In the photo Farrier, Michael Savage, Marilyn Johnson M.O.T and Insp. Thurston B.H.S.
The Hackney Cab Board is a group appointed by the Cabinet to oversea the Surreyhorse industry. The horses and carriages are inspected the first Thursday in every month, because of complaints about these horse drawn carriages, the Hackney Cab board decided to do a full assessment of this industry. The Bahamas Humane Society along with The Cab board’s veterinarian was requested to do an assessment of the horses and stables. The Ministry of Tourism a business plan, training and funds to assist with upcoming project. Road Traffic department law inforcement and training, The Police Force, Law inforcement. The Hackney Cab board has come up with a three months plan of action to get this industry up to standard, the first is deal with the animals, stables and then Operators. The first stage of the plan got started on the 19th July, we brought in a Farrier to train local farriers how to properly take care and shoe the horses feet.
6 thoughts on “The Hackney Cab Board in Action”
This is so good to see! Im glad something is finally being done about the treatment of those horses. Good job guys!
Excellent that professional farriery training is taking place. Keep up the great work.
This is such a good thing to do and will increase the quality of the tourism industry.
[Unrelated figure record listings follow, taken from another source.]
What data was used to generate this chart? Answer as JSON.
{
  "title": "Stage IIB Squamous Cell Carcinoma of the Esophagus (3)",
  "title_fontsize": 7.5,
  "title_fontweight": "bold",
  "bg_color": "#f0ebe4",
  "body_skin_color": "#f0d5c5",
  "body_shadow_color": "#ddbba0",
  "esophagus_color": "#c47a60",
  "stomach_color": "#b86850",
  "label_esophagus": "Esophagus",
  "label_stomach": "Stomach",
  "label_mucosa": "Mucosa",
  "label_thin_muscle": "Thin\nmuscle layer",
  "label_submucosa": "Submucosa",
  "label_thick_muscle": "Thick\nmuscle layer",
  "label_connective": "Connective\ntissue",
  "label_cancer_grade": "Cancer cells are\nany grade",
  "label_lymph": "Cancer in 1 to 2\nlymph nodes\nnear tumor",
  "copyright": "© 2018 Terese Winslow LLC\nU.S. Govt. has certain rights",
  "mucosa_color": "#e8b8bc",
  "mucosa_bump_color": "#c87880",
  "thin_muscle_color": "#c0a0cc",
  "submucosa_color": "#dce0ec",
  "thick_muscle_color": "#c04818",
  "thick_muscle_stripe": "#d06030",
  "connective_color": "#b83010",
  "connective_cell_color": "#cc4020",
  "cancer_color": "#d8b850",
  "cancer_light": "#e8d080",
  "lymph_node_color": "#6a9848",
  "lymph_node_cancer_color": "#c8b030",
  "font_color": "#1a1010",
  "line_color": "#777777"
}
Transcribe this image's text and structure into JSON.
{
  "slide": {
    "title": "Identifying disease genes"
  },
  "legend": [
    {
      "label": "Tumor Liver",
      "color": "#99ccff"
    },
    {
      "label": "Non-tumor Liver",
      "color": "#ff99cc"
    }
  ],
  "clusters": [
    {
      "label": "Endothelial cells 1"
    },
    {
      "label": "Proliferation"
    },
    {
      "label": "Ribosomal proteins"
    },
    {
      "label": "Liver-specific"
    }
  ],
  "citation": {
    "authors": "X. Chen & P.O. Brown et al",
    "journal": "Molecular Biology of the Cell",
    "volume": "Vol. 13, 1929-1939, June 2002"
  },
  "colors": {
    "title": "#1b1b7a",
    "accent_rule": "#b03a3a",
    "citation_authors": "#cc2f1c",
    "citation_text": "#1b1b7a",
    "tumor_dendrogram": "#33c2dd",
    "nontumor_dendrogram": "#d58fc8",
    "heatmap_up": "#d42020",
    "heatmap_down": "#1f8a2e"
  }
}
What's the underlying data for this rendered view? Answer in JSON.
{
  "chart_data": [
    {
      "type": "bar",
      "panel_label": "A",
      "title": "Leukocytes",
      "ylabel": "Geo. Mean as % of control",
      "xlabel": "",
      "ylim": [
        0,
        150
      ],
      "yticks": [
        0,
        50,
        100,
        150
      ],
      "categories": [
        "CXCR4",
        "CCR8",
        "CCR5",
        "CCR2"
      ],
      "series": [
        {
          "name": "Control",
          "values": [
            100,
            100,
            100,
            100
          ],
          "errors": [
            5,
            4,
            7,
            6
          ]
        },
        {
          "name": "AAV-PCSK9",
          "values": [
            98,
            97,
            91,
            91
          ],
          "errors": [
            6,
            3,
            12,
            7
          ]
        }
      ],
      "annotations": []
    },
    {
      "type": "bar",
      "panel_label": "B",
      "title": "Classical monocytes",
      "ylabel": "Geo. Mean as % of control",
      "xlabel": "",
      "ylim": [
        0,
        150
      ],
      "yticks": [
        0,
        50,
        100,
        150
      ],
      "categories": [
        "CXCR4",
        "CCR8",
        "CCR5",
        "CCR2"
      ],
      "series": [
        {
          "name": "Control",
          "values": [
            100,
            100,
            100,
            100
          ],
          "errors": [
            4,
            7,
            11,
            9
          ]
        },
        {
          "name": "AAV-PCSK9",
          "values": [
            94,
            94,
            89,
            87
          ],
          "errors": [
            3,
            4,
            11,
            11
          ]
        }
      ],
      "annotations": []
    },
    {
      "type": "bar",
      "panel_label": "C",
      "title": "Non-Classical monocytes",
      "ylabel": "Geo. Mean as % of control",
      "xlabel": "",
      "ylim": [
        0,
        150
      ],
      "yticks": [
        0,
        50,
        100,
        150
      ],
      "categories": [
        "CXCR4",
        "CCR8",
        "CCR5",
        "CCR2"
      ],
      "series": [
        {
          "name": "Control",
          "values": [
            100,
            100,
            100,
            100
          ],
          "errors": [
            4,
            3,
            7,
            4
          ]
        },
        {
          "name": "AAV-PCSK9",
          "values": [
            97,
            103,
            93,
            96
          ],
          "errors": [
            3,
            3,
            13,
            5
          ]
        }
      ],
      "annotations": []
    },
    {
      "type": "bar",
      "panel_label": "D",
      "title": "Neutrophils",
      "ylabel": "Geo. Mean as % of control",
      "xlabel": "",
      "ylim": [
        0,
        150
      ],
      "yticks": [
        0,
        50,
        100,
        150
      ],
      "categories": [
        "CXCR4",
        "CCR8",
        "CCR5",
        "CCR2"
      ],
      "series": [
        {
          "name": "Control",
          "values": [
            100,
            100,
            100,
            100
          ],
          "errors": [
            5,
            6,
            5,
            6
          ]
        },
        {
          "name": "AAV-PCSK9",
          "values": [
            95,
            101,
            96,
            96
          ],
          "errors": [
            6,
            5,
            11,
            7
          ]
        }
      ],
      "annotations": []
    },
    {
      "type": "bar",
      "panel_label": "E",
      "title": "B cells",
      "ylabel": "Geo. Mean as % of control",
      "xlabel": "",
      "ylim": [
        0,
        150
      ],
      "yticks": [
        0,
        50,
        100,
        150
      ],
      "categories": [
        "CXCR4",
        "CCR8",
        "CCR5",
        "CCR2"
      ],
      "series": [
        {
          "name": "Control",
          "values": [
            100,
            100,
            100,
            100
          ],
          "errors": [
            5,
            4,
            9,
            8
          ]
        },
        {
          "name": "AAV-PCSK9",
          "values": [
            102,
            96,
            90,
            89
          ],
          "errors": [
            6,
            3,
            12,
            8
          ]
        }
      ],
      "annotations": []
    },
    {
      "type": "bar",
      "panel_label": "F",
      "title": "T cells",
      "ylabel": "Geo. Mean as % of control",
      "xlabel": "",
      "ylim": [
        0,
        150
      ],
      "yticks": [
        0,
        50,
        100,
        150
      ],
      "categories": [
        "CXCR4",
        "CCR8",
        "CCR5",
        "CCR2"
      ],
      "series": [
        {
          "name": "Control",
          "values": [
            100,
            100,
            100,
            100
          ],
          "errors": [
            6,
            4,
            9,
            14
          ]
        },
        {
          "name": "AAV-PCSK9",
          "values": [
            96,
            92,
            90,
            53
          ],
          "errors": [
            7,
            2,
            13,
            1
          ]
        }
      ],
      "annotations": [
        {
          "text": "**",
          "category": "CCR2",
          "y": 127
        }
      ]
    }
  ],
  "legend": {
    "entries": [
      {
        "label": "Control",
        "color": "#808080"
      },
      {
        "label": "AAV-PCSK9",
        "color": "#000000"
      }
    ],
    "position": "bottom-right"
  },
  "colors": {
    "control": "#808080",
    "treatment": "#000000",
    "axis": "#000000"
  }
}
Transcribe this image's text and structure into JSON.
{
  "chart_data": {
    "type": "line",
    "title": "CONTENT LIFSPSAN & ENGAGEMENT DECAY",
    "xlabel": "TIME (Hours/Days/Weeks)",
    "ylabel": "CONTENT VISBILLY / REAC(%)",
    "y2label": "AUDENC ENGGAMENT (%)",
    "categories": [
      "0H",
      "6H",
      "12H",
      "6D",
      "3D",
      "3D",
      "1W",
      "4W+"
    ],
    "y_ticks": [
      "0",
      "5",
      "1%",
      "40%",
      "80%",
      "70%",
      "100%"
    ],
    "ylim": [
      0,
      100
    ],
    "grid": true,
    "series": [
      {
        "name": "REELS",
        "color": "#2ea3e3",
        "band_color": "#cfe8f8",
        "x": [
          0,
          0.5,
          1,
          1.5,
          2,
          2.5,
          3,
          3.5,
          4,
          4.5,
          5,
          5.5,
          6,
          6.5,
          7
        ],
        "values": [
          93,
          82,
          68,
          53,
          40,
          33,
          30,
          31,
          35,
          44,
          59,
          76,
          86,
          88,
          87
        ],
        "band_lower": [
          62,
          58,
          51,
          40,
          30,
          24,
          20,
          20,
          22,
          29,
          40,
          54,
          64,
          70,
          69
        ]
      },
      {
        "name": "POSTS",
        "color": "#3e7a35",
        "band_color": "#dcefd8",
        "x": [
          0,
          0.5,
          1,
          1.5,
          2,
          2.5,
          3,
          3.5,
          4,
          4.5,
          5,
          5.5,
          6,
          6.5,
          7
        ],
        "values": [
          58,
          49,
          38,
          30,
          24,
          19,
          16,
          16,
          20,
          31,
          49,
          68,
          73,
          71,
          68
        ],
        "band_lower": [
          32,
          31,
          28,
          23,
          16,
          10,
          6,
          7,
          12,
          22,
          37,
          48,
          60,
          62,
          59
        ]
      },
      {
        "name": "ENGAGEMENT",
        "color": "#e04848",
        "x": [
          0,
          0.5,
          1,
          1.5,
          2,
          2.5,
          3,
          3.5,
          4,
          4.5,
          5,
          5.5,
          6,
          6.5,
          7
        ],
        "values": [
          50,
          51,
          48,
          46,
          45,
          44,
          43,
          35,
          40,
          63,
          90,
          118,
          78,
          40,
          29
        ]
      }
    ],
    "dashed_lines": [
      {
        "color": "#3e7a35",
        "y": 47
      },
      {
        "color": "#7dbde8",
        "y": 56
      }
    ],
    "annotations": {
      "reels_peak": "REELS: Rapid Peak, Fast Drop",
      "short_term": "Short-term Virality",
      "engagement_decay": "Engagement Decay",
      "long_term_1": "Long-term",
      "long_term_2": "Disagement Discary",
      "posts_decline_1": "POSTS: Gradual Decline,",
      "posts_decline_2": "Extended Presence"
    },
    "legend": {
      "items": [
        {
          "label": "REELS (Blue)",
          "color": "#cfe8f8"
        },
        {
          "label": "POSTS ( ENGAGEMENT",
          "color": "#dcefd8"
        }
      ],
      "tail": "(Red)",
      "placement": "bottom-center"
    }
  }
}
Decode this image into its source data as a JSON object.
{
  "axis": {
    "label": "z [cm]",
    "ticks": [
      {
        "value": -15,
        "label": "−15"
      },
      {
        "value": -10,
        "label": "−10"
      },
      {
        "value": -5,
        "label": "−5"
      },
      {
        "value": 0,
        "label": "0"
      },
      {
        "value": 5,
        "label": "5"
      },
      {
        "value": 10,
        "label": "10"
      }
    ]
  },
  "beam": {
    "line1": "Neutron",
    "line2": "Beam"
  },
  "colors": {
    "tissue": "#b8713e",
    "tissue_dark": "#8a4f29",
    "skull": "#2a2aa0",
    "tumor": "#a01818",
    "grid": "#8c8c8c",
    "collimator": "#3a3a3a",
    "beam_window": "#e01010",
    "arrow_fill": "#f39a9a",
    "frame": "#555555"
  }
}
Something has to be done. It’s heartbreaking to watch and will be the main reason I don’t return until I hear a major change has been made. One underweight horse we saw near the marketplace had such an ill-fitting bridle and his tongue was infected. Broke my heart.
The BHS is trying hard to get Government to introduce a central stable system where we know the
horses would be properly looked after with the right staffing. Because right now most stable are no
place for horses to go after a hard days work.
I took a cruise on the Royal Carribean, Enchantment of the Seas from January 7 to January 16 2012 and we made a stop at Nassau, Bahamas.
I was very upset by the condition of the carriage horses that were used to pull carriages for tourist. At least 3 horses had ribs that were showing and their coat was dry and scruffy looking. In my opinion there is no reason for this type of condition in horses. I have seen the carriage horses in New York and they are not emaciated looking as the ones I saw in Nassau. I am a horse owner and have a degree in Animal Science and am very well aware of what the physical condition of a horse should be. A horse should have a shiny coat and the ribs should be felt only when you pass your hand over their sides. The ribs should not be seen when looking at the horse.
I would like to know what the government of the Bahamas is planning to do about the poor condition of these horses. These horses need to be fed more. It is obvious that a veterinarian has not seen these horses. These horses need to pass a physical before they are made to pull carriages. This is a total disgrace to the Tourism Industry of the Bahamas and action needs to be taken. Please contact me about this situation. I am sure that the government of the Bahamas does not want tourist to be pulled by horses or any other animal that are not receiving basic food and health care.
I am contacting Royal Carribean and the Bahama Ministry of Tourism today (January 18, 2012) about this situation. There just is no excuse for this.